With all the tumultuousness in the air, Brewer and the band used their creative forces as an outlet. They needed to make a statement, and they did. Brewer was not writing songs at the time, but tough times pushed him to write. “We needed to come up with hit records,” he says. The band, as he admits, was broke and being forced out of the music business.
He described it as ‘sink or swim time.’ And not only did Grand Funk Railroad swim – they crushed waves with ‘We’re an American Band.’ The song is an ode to where the band has been – performing in city after city while being sued as well as a collaboration of past songs with a message to keep standing or crushing those waves – during tough times. The waves will always come – it’s about how you choose to ride them, right?
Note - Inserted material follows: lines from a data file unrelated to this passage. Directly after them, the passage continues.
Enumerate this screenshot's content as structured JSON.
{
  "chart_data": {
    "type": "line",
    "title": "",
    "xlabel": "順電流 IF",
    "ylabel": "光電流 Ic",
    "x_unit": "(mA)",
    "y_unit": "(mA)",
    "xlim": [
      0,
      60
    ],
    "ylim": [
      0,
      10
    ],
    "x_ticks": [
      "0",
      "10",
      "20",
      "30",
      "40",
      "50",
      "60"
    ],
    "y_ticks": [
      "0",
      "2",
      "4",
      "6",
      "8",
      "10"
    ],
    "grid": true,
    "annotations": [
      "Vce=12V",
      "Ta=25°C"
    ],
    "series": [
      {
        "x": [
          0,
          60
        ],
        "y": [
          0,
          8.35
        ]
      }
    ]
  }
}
The truth is Grand Funk Railroad is more than ‘an American band.’ They have sold out venues in Canada, Europe, Japan and South America as well.
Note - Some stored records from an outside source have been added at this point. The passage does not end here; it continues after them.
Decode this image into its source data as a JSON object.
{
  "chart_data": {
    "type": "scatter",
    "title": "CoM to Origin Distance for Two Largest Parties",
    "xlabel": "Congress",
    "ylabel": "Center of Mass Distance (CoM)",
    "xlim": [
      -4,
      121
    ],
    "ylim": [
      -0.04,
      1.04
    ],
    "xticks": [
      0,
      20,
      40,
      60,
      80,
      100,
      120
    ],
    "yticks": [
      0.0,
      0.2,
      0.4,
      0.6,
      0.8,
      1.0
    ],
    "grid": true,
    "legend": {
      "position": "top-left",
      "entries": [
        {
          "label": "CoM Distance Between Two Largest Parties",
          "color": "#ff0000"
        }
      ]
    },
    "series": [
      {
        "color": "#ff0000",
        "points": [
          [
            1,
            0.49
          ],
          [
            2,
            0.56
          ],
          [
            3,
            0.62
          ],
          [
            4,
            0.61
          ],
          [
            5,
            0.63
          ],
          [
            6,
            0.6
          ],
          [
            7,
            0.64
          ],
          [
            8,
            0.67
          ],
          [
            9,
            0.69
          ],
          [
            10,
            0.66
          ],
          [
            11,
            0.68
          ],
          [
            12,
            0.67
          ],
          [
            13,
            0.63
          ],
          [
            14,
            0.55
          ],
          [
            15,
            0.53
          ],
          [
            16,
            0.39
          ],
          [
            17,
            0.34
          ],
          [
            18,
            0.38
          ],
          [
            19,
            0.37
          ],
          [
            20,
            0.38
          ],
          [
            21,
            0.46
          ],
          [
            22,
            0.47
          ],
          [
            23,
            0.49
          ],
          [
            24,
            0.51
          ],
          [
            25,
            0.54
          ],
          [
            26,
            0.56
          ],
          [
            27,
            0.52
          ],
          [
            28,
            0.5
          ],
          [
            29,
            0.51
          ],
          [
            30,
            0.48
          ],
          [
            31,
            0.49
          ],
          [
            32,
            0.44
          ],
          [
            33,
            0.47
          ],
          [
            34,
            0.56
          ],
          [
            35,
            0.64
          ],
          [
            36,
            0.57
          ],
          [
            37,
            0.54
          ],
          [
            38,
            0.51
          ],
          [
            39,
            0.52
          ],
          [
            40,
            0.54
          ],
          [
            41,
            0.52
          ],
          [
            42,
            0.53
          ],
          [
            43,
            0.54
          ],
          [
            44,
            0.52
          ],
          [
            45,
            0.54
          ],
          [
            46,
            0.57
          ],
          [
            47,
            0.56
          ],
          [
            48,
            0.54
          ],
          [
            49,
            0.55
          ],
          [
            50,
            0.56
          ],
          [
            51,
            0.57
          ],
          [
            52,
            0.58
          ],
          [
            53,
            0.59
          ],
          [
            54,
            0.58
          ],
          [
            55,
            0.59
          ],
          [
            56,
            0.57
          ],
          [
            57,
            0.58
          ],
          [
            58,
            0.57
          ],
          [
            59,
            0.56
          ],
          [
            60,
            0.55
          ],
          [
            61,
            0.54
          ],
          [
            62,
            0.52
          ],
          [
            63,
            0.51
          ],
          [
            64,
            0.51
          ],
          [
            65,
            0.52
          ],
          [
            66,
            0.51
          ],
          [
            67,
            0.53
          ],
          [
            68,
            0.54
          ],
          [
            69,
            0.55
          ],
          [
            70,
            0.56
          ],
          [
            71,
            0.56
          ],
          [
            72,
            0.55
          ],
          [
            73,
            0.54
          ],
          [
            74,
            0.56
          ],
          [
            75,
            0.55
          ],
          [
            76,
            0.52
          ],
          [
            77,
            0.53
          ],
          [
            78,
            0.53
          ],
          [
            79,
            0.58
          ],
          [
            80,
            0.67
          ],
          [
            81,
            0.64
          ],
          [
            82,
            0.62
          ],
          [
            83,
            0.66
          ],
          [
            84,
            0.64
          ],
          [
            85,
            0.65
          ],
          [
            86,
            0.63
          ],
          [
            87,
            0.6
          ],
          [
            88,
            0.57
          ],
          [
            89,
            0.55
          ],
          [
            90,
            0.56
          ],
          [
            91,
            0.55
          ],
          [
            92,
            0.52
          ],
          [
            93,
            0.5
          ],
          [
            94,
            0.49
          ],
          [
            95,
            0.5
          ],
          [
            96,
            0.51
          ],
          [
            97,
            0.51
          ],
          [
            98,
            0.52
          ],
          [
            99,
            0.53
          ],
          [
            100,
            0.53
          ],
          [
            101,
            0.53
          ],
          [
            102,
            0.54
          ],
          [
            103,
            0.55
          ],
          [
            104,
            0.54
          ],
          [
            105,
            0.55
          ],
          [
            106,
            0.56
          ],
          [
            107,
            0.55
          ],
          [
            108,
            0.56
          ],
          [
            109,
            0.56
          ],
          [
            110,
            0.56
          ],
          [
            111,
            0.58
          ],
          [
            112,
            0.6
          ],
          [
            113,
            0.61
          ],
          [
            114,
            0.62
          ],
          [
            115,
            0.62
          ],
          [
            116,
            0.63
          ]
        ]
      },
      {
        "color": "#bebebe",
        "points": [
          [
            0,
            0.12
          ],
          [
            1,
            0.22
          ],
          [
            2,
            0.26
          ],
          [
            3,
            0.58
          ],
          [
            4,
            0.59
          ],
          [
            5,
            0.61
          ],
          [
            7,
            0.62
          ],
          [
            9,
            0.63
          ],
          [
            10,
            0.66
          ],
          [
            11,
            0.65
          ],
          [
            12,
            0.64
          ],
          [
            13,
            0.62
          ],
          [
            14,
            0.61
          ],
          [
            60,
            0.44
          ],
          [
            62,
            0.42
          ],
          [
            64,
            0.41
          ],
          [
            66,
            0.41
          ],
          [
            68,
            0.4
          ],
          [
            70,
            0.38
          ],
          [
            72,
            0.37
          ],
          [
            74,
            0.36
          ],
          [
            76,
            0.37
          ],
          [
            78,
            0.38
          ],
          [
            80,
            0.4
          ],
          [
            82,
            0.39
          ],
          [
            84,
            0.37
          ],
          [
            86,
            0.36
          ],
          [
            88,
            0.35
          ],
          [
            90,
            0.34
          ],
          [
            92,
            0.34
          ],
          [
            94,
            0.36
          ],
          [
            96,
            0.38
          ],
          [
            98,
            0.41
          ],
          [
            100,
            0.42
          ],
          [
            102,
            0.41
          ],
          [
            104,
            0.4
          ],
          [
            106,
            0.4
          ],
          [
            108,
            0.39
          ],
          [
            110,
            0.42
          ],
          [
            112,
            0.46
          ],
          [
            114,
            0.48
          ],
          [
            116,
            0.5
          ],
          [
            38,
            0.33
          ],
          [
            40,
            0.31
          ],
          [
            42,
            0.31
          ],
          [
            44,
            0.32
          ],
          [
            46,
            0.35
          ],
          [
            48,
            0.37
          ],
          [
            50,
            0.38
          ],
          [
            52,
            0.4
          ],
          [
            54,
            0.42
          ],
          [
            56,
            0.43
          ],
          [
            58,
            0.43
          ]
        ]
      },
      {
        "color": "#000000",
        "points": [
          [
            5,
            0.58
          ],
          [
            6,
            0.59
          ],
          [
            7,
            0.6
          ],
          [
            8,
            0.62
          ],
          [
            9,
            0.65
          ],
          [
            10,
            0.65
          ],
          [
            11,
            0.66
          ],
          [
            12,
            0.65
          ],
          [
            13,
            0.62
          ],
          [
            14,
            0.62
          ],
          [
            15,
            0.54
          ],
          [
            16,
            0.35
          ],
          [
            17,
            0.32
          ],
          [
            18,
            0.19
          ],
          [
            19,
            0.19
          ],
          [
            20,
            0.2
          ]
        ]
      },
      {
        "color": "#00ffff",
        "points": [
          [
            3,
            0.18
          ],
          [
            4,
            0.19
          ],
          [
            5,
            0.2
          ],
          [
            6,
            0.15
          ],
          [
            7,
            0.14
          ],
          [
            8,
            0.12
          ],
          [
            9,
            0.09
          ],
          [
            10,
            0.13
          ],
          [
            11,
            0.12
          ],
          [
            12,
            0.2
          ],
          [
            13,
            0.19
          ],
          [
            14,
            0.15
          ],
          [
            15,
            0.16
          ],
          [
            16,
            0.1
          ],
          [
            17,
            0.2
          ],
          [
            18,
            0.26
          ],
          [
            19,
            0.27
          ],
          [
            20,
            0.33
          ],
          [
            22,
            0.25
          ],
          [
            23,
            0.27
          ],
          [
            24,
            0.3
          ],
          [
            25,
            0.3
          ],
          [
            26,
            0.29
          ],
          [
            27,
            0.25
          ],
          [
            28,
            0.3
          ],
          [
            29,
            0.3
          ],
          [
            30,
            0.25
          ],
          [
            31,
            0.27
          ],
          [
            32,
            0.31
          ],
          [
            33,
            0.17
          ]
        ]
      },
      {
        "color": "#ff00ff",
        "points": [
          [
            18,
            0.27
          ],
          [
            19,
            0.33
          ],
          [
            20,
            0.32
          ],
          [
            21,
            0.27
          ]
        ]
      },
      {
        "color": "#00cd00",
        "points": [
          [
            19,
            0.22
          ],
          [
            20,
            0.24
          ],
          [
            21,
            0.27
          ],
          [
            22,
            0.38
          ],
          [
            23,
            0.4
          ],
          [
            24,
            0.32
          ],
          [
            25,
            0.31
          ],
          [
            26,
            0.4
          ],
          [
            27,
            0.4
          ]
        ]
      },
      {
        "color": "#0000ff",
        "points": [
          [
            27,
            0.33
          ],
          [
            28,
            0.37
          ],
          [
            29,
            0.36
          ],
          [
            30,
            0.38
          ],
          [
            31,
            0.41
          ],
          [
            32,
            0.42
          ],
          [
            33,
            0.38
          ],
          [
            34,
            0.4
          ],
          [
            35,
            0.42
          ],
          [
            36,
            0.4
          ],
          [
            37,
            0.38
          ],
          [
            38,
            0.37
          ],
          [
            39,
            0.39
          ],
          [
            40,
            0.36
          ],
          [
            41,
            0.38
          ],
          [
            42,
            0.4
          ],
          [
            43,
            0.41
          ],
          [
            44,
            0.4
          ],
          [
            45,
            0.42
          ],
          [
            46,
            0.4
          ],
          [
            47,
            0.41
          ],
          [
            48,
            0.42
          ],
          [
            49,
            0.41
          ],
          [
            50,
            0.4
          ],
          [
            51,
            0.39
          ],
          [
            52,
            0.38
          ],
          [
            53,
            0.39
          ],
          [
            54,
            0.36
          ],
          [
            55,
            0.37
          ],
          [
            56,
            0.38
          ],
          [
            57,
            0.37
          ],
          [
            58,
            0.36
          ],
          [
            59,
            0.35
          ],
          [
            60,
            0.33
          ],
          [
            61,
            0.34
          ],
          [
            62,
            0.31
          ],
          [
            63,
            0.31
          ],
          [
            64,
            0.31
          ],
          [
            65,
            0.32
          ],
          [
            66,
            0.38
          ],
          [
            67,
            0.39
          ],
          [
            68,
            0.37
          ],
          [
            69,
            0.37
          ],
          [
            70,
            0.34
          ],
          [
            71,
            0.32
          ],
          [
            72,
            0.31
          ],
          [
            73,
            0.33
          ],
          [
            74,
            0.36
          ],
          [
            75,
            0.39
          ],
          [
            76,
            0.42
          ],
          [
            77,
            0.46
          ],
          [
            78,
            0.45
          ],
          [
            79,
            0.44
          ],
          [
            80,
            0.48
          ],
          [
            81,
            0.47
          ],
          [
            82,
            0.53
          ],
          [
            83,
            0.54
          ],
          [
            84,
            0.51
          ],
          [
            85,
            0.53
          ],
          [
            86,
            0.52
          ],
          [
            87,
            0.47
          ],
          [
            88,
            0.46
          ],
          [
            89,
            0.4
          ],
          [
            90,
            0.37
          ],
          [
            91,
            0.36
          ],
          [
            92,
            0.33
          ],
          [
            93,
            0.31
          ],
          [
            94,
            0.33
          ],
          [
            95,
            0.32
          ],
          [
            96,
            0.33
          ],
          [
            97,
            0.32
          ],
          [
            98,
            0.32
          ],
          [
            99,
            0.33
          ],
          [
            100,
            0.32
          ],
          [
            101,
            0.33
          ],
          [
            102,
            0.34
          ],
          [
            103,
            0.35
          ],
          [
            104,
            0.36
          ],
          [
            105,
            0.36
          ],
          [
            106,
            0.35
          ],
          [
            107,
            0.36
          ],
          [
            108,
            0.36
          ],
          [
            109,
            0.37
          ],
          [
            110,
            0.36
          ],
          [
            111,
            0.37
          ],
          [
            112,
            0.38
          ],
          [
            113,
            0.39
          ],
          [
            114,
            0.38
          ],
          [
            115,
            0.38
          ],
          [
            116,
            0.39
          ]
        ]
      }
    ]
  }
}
Through it all, like many bands, they did part ways more than once. But thankfully, the separation didn’t last forever. Brewer explains that the band went into retirement until the ’90s and mostly raised their children. With a new line up, the band has been solid for the past 18 years, and interestingly enough, Brewer shares ‘the past two years have been the best of the last 20 years.” I’ve said this before, and I’ll say it again – true rock never dies.
Is there a secret formula for cultivating a rock and roll song that truly never dies? Brewer has an idea – after all – he was and is a part of rock and roll history.
#1. It’s about the song.
#2. It’s about the performance.
#3. Least of all he says – it’s about the recording.
“Those are the three key elements. I think a lot of that is missing these days. Focus on recording before sound and presentation.”
As new generations are born, and technology continues to devour almost everything we do – it’s authenticity that stills rings true for a legendary rock artist. “There’s not bands in the studio recording anymore.” Brewer explains how bands are recording parts of songs separately or on a computer and as he states, “it’s just not the same.”
So, for more of the same – that old school rock and roll – delivered by the trailblazers or ‘pioneers’ – Grand Funk Railroad will be performing at Hard Rock Rocksino Northfield Park January 20 for a sold-out show. According to Brewer, not much has changed, although there are a ‘few new things.’ Most importantly, “The show is designed around the hits. We know that people want to hear the hits…”
At a Grand Funk Railroad show – it may feel like the ’70s never passed. I did mention ‘authenticity’ before. As Brewer confirms, “We’ve always delivered a high-energy rock and roll show, and that is what is always was.”
To go back to the pioneer days, the days before arena rock, and to get a taste of humble beginnings from Flint, Michigan, the show to see is Grand Funk Railroad.